Karri: Absolutely, I think if there is this huge data cubicle but at the same time you have to be super flexible to the individual needs of each business then I guess that's a good time to not talk about software but more like actually operating system where you are enabling this.

Tuomo: Yeah, it's like when you start to design these solutions it's not designing just like a vertical software, it's more of like the mindset if it's building a operational system, operating system so it's like trying to understand what defines this operating system, why is it great to use via I don't know comment line or via graphical user interface or via just API calls or similar. So it goes to this level and unlike as a design problem but of course usually the greatest operating systems have some underlying assumptions that define what can be done in terms of computation and such but then they also have maybe a graphical user interface for that for users and then that's the world of preferences many tend to like for example Apple's quite simple user-friendly approach but then there are the people that want the granularity and that that other OSS might be providing.

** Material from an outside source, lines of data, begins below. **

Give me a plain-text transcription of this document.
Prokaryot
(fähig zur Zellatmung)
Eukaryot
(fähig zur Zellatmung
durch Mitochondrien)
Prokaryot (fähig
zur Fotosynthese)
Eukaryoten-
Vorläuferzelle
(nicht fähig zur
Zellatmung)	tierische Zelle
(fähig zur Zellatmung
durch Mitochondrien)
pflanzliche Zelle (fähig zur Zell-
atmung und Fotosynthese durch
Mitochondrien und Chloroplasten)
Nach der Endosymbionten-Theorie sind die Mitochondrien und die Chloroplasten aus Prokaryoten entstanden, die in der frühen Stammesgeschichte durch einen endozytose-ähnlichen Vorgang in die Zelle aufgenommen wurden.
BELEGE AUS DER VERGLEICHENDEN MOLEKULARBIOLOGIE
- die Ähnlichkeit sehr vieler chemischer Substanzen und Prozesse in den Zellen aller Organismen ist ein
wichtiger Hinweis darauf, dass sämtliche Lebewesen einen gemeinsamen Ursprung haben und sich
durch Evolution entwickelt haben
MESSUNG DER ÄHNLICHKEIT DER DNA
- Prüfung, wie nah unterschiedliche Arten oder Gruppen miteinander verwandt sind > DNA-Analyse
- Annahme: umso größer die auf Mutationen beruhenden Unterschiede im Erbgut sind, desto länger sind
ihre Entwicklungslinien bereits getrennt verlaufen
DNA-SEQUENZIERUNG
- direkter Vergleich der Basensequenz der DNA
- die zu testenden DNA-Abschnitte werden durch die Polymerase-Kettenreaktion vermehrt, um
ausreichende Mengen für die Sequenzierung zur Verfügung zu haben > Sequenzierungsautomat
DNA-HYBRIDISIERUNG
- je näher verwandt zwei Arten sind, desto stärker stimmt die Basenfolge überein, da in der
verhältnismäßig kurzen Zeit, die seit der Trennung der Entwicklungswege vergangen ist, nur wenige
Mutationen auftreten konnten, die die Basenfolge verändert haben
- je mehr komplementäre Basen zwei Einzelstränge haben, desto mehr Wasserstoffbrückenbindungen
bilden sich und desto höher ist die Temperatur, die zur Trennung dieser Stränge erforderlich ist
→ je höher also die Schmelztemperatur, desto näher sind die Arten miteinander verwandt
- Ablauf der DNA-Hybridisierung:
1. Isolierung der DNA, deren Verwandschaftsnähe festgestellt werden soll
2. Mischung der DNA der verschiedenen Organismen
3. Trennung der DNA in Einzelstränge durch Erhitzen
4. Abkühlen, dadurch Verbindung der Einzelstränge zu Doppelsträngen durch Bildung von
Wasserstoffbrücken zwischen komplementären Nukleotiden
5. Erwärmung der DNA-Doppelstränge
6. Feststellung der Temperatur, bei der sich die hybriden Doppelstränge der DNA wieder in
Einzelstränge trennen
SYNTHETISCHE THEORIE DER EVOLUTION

Karri: And where does twice fit on this scale if you are talking about simplicity Apple and then Linux Unix type of...

Tuomo: I think we want to build the Linux I think already being kind of coming from Finland you know Linux Turvals it's like I think building Linux would be probably the dream when it comes to the graphical user interface I think we'd like to be in the in the Apple category at one day as an approach because well in the in the age of like AI and AI agents and AI augment the UX what's the role of UI in five years of time I don't know it's it's it might be that we can spin out quite custom UIs on the fly almost so maybe the question is then more in the like Linux level stuff and how accessible is it for maybe AI agents via I don't know MCP layers and all of that as twice we are maybe navigating towards that Linux and maybe Apple hopefully.

Karri: Sounds like a pretty interesting topic for another podcast episode.